The current format still sends the top-seeded teams on the road.  Teams can either lose momentum on the road or rely on strength at home depending on if you see the glass half full or empty.

The home-and-away format does not reward the top seeds as much as the group format would.  A No. 1 seed could play all five playoff games at home.  They would deserve it, right?  The Supporters Shield winners grind through the ups and downs of the arduous regular season, why should they go on the road to face anyone?  Play-in games make sure that 10 out of 12 playoff teams get at least one home game.

Moar playoffs!

Major League Soccer and specifically Don Garber have repeatedly said the playoffs are going nowhere.  They are the driving force of the MLS season.  Attendance and television ratings go up in the postseason.  A group stage would allow for more games against more opponents, especially in the future.

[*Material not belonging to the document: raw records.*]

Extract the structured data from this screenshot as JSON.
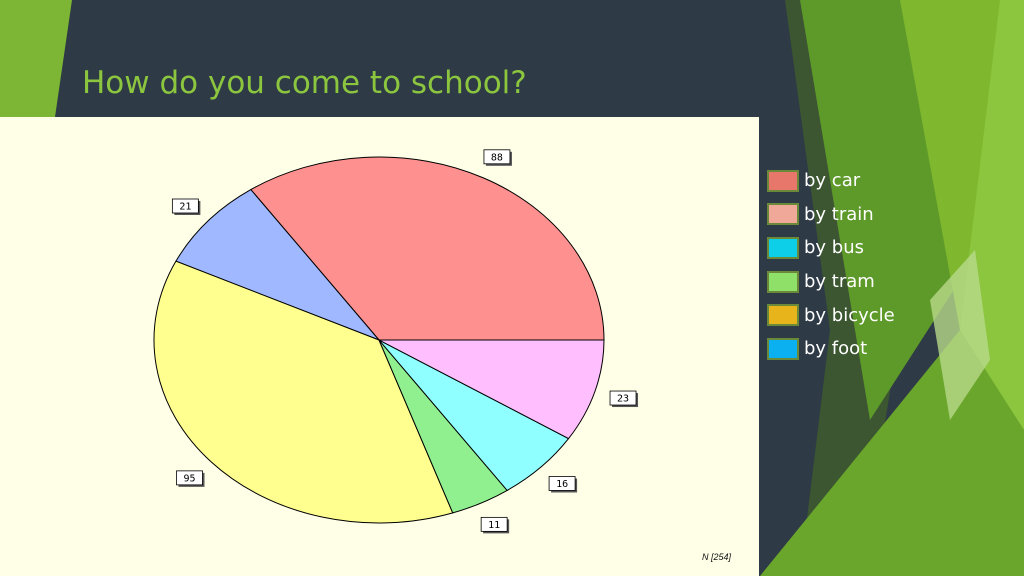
{
  "slide": {
    "title": "How do you come to school?"
  },
  "chart_data": {
    "type": "pie",
    "categories": [
      "by car",
      "by train",
      "by bus",
      "by tram",
      "by bicycle",
      "by foot"
    ],
    "values": [
      88,
      21,
      95,
      11,
      16,
      23
    ],
    "slice_colors": [
      "#ff9090",
      "#a0b8ff",
      "#ffff90",
      "#90f090",
      "#90ffff",
      "#ffbfff"
    ],
    "legend": {
      "position": "right",
      "items": [
        {
          "label": "by car",
          "color": "#e8776b"
        },
        {
          "label": "by train",
          "color": "#f0a898"
        },
        {
          "label": "by bus",
          "color": "#0dcfe8"
        },
        {
          "label": "by tram",
          "color": "#8ee068"
        },
        {
          "label": "by bicycle",
          "color": "#e8b41c"
        },
        {
          "label": "by foot",
          "color": "#0bb0f0"
        }
      ]
    },
    "note": "N [254]"
  },
  "colors": {
    "background": "#2e3a45",
    "title": "#8cc63f",
    "panel": "#ffffe8",
    "accent_green": "#8cc63f"
  }
}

The league has 20 teams right now, will definitely grow to 22 teams within three years and will get to 24 teams if Miami and Minnesota ever get their respective acts together.  We all know MLS isn’t stopping there.  There are too many more interested groups and markets in Sacramento, Indianapolis, San Antonio, Austin, St. Louis, Charlotte, etc.  MLS will have 28 teams at the very least.

At that point, teams could be grouped in four divisions with or without conferences.  I disagreed with my pal Adam Swift (@AdamTheRed) at first, but he’s right that a 16-team group format works best when the league reaches 28 teams.

 

The move just feels imminent.  The league can roll out the format now to let the public adjust as the league grows.  A group format is the best long-term solution and there is no reason to delay the switch any longer.

A true World Cup bump

MLS is still at least a decade or two away from reaching the public presence it desires.  The mythical “World Cup bump” is hardly a thing anymore.  Fans who are fans continue to show up to MLS matches before and after every World Cup.

What a group stage can offer is a format the American public only enjoys once every four years, or two out of every four now that everyone loves the U.S. Women’s National Team as much as we do.  MLS wants something to set it apart from other leagues and other sports.  Making the switch would immediately make waves in domestic and international media.

Give the public a World Cup group format and interest is likely to grow every postseason, even more than it already does.